Milly laughed sharply. “So now you want me to come over. Are you sure you’ll buzz me in?”

Drew knew this was coming. “I’m sorry.”

“How could you do that to me?” Milly pleaded.

But Drew was silent on the other end of the line, which disconcerted Milly. “If you’re that scared,” Milly finally said, “you can come over here.”

“But I’m scared to leave the house!”

“I’m not coming to you!” Milly fired back, now fully awake. “I’m infuriated at you! You’re not a good friend!”

This was the lance that pierced Drew’s pent-up tears. “Don’t say that,” she sobbed. “I want to be. Sweetie, please! Give me another chance.”

The low break in Drew’s voice, the snuffly snobs, took Milly aback. She sighed deeply, pushed her sleep-tangled hair back from her face. “If you’re that scared, get in a cab and come over here,” she said. “I’m not leaving Brooklyn at three in the morning.”

“I don’t even know where you live now,” Drew snuffled.

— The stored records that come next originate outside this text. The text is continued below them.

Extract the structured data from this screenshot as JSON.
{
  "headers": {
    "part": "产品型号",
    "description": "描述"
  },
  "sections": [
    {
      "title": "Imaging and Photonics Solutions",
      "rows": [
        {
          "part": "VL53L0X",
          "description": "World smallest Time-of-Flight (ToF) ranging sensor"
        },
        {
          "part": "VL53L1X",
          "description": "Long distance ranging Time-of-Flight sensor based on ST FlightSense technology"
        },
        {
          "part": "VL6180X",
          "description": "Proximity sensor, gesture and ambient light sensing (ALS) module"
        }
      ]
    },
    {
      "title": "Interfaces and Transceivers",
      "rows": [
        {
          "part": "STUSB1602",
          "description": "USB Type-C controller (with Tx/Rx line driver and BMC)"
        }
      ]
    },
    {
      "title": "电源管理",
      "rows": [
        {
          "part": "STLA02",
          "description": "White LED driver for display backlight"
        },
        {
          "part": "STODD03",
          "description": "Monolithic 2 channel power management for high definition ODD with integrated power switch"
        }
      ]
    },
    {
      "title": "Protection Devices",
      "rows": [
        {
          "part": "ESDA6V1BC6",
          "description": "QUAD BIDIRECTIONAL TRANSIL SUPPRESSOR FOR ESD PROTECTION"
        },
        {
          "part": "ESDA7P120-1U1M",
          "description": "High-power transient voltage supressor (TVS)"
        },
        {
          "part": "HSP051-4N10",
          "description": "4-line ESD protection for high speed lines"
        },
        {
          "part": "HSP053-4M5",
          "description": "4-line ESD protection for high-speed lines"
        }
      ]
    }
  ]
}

Milly gave her the address — Drew said she’d be there soon — and put the phone down. She was annoyed, and annoyed at herself for acquiescing. Hurricane Drew was about to come sweeping through her safe, well-ordered home. She went to the medicine cabinet in the bathroom, took out the Ativan that she barely ever took anyway, and hid it in a dresser drawer so Drew wouldn’t steal it. She turned against the wall a canvas she was working on so she wouldn’t have to bear some casual remark Drew would make about it. How else could she protect herself? She went into the kitchen and made a pot of chamomile tea and sat there in her bathrobe, fake-mulling over the crossword puzzle in yesterday’s paper.

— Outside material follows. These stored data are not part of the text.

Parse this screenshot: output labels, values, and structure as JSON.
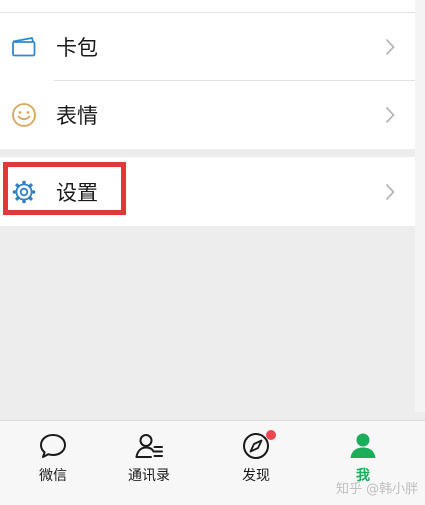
{
  "menu": {
    "card_label": "卡包",
    "sticker_label": "表情",
    "settings_label": "设置"
  },
  "tabs": [
    {
      "label": "微信",
      "icon": "chat-bubble-icon",
      "active": false
    },
    {
      "label": "通讯录",
      "icon": "contacts-icon",
      "active": false
    },
    {
      "label": "发现",
      "icon": "compass-icon",
      "active": false,
      "badge": true
    },
    {
      "label": "我",
      "icon": "person-icon",
      "active": true
    }
  ],
  "watermark": "知乎 @韩小胖",
  "colors": {
    "accent_green": "#1aad5a",
    "card_icon": "#2d8bd0",
    "sticker_icon": "#d8a65a",
    "settings_icon": "#2f7fc1",
    "highlight_red": "#e1393a",
    "badge_red": "#f0454f"
  }
}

In the Village, Drew put down the phone. Again, the clicking started and she thought it was coming from the windows and the walls, the neighbors and the authorities trying to get into the apartment in a subtle, quiet way, then arrest or hospitalize her. The thought of pulling herself together, locking the door behind her and venturing down the bright, empty stairwell, braving the sidewalk and hailing a cab, giving the cabbie the impression of normalcy all the way to Brooklyn, terrified her. But she also knew that if she didn’t leave, it would just be her and the clicking until dawn, and she’d go insane. So she blocked out the clicking, dressed, got her bag and keys.

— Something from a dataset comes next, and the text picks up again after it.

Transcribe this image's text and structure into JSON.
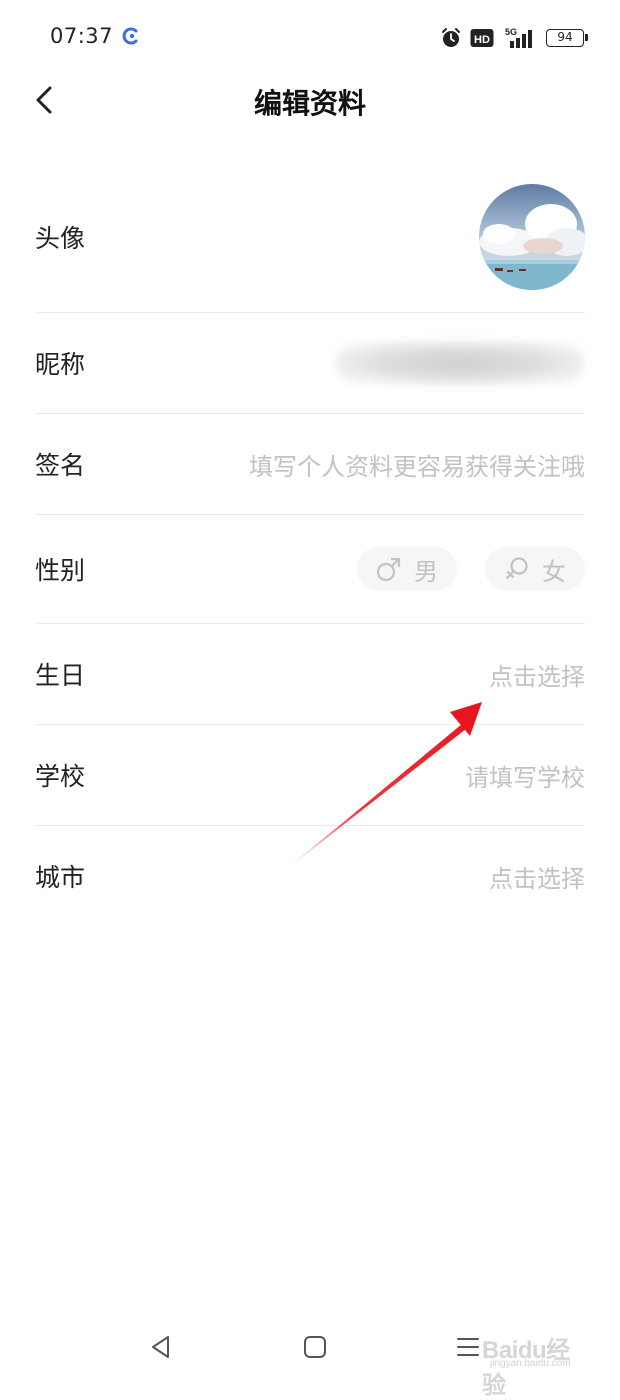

Oh, and the coke. There was that baggie in her bureau she hadn’t told the others about, because surely they’d have gotten her to bring it out, and she’d wanted them to leave. She took it out and, fully acknowledging how crazy she was, scooped a fair-size mound on the end of her key and snorted it. Then she put it in her bag and lay on her back on her bed with her head hanging off the edge until she felt the familiar, comforting tang in the back of her throat. She got up and swaggered out of the apartment — the heels of her boots criminally loud in the echoing stairwell with the buzzing fluorescent lights — and walked to Seventh Avenue and hailed a cab. She even made small talk with the cabbie, careful not to talk a blue streak like a cokehead on a new jag.

When Milly opened her door, Drew embraced her and sobbed. Milly stood there, dumbstruck, finally embracing Drew in return, gingerly.